Harford felt confident going in to face the management team to find out who was going home, but doubts started to creep in when the other two candidates were saved and he was the last one in the room.

“To an extent, it might have gotten a bit of a monkey off my back because there was this ‘Who’s going to be nominated this week?’ There’s 30 guys at the camp and three of them are going to get nominated.

“I understood their point but I felt that was enough, I didn’t think they needed to put me through that [the nomination], because that was difficult. I didn’t think it was enough of a reason to put me there but they did.
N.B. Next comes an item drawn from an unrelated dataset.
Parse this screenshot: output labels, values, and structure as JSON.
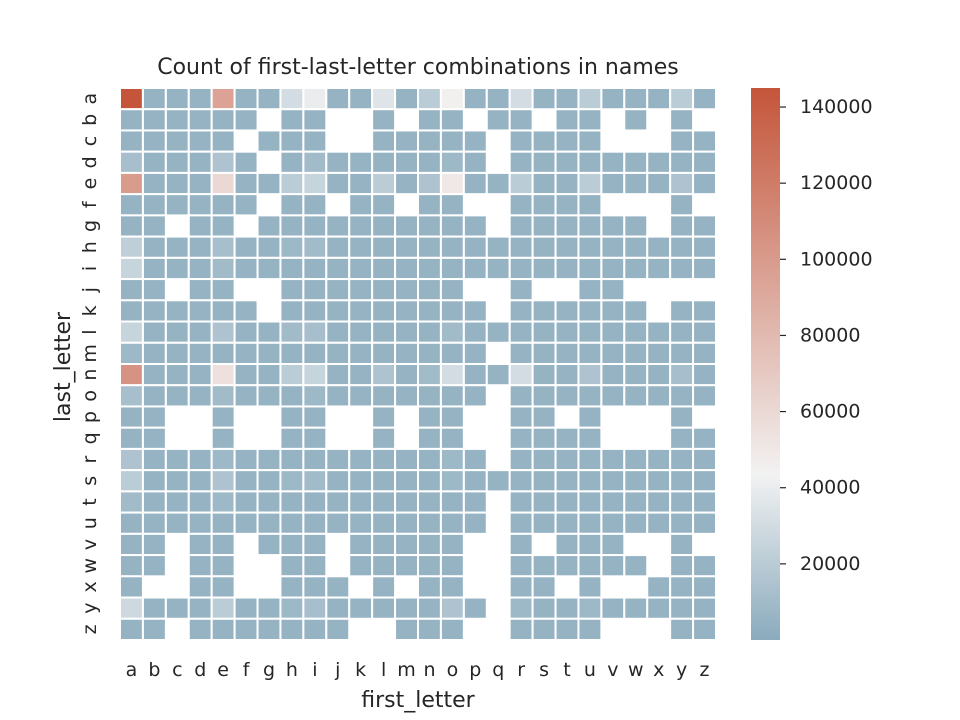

I was more nervous watching that episode back than I was in the moment. I was afraid of how it was going to be portrayed and what audio might have been picked up and used.

“This is all afterwards. In the moment I was genuinely going to be me and I was going to stay calm.”

Harford was spared and didn’t face the elimination again for the remaining episodes, becoming a prominent attacking player for the Underdogs in the process.

The television obligations sometimes caused disruptions at training, which was difficult for all the players, including Harford, who were travelling a lot to try and maintain a balance between their club and Underdogs commitments.

While accounting for that, Harford enjoyed the overall experience which culminated in a showpiece game against the four-in-a-row All-Ireland winning champions Dublin.

Harford concedes that Jim Gavin’s charges might have been too much of a challenge for the Underdogs team which was assembled over the course of just a few months.

But the one-sided result aside, there were some positives for the Underdogs team with a number of the players getting call-ups to their inter-county squads in the aftermath.

There’s been no contact from Gavin yet, but getting the opportunity to even train with Dublin would be a ‘dream come true’ for Harford who has just finished an impressive championship campaign with the Round Towers Lusk club.

They recently won their first Dublin intermediate crown before bowing out at the Leinster quarter-final stage to Kildare champions Two Mile House over the weekend.

Stephen H2 Stephen Harford alongside his fiancée Aoife. Source: TG4 Player

All in all, life is going well for Harford on the pitch, and more importantly, life is still enjoyable away from it too as he moves into a new house with his fiancée Aoife.

He’s no longer tormented by the thoughts that afflicted him with an eating disorder for almost a decade, and those struggles with self-confidence have been conquered.

As he said while speaking about defeating his condition on TG4, “I love me now.”